Davanti al giudice, ed in presenza dell'avvocato Luca Amerio, la ragazza ha ribadito sostanzialmente la sua versione dei fatti: di aver fatto scendere dall'auto l'uomo dopo che lui aveva tentato di violentarla. “Non volevo ucciderlo”, ha ripetuto. Dopo averlo scaricato dalla Lancia Y, dove lo aveva fatto salire verso le 18,30 del 31 dicembre, avrebbe fatto manovra per allontanarsi, ancora sotto choc. “L'ho urtato, ma non pensavo di averlo ucciso”, ha ribadito. Una versione che, secondo gli inquirenti, non è lineare ed è contrastante con gli elementi raccolti dai carabinieri della compagnia di Acqui Terme e dai militari del nucleo investigativo subito dopo il ritrovamento del corpo. Quei segni rimasti impressi sull'erba bagnata indicherebbero più passaggi e non una fuga veloce. Garitta era un uomo molto conosciuto ad Ovada, con un passato burrascoso di tossicodipendenza, che viveva di elemosina ed era seguito dai servizi socio sanitari. Perchè la ragazza aveva accettato di dargli un passaggio? E' ancora una domanda che, al momento, non sembra avere una risposta convincente.

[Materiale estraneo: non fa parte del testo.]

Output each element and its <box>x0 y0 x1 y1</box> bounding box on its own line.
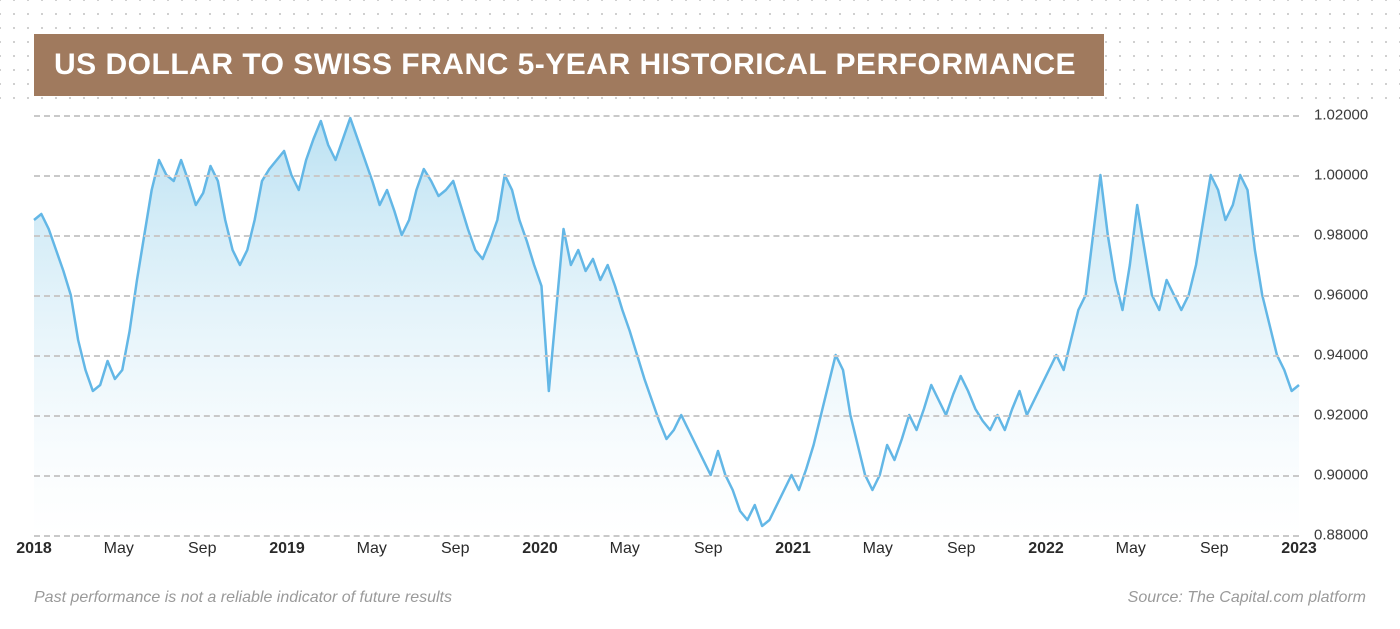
gridline <box>34 415 1299 417</box>
title-bar: US DOLLAR TO SWISS FRANC 5-YEAR HISTORIC… <box>34 34 1104 96</box>
gridline <box>34 475 1299 477</box>
chart-area: 0.880000.900000.920000.940000.960000.980… <box>34 115 1299 535</box>
x-tick-label: 2022 <box>1028 540 1064 558</box>
x-tick-label: May <box>357 540 387 558</box>
x-tick-label: May <box>104 540 134 558</box>
gridline <box>34 115 1299 117</box>
y-tick-label: 0.98000 <box>1314 227 1368 244</box>
y-tick-label: 0.92000 <box>1314 407 1368 424</box>
x-tick-label: 2018 <box>16 540 52 558</box>
x-tick-label: May <box>1116 540 1146 558</box>
gridline <box>34 175 1299 177</box>
x-tick-label: Sep <box>188 540 216 558</box>
y-tick-label: 0.94000 <box>1314 347 1368 364</box>
x-tick-label: 2019 <box>269 540 305 558</box>
x-tick-label: Sep <box>947 540 975 558</box>
plot-region: 0.880000.900000.920000.940000.960000.980… <box>34 115 1299 535</box>
y-tick-label: 0.90000 <box>1314 467 1368 484</box>
x-tick-label: 2021 <box>775 540 811 558</box>
gridline <box>34 235 1299 237</box>
area-chart-svg <box>34 115 1299 535</box>
source-text: Source: The Capital.com platform <box>1128 589 1366 607</box>
x-axis: 2018MaySep2019MaySep2020MaySep2021MaySep… <box>34 540 1299 580</box>
x-tick-label: Sep <box>441 540 469 558</box>
x-tick-label: Sep <box>1200 540 1228 558</box>
area-fill-path <box>34 118 1299 535</box>
x-tick-label: Sep <box>694 540 722 558</box>
disclaimer-text: Past performance is not a reliable indic… <box>34 589 452 607</box>
gridline <box>34 535 1299 537</box>
y-tick-label: 0.96000 <box>1314 287 1368 304</box>
x-tick-label: 2020 <box>522 540 558 558</box>
x-tick-label: May <box>863 540 893 558</box>
y-tick-label: 1.00000 <box>1314 167 1368 184</box>
y-tick-label: 0.88000 <box>1314 527 1368 544</box>
gridline <box>34 295 1299 297</box>
x-tick-label: May <box>610 540 640 558</box>
chart-title: US DOLLAR TO SWISS FRANC 5-YEAR HISTORIC… <box>54 48 1076 82</box>
gridline <box>34 355 1299 357</box>
x-tick-label: 2023 <box>1281 540 1317 558</box>
y-tick-label: 1.02000 <box>1314 107 1368 124</box>
chart-footer: Past performance is not a reliable indic… <box>34 589 1366 607</box>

Intanto, la difesa ha intenzione di dare incarico ad un perito di parte per una contro analisi dell'esame cinematico della ricostruzione della scena del delitto. Le prime e determinanti prove sarebbe state raccolte, infatti, quando nessuno era ancora iscritto sul registro degli indagati. Nei prossimi giorni l'avvocato della difesa valuterà se chiedere il riesame della convalida dell'arresto, per chiedere misure cautelari alternative. Intanto, la ragazza resta rinchiusa nel carcere femminile di Vercelli.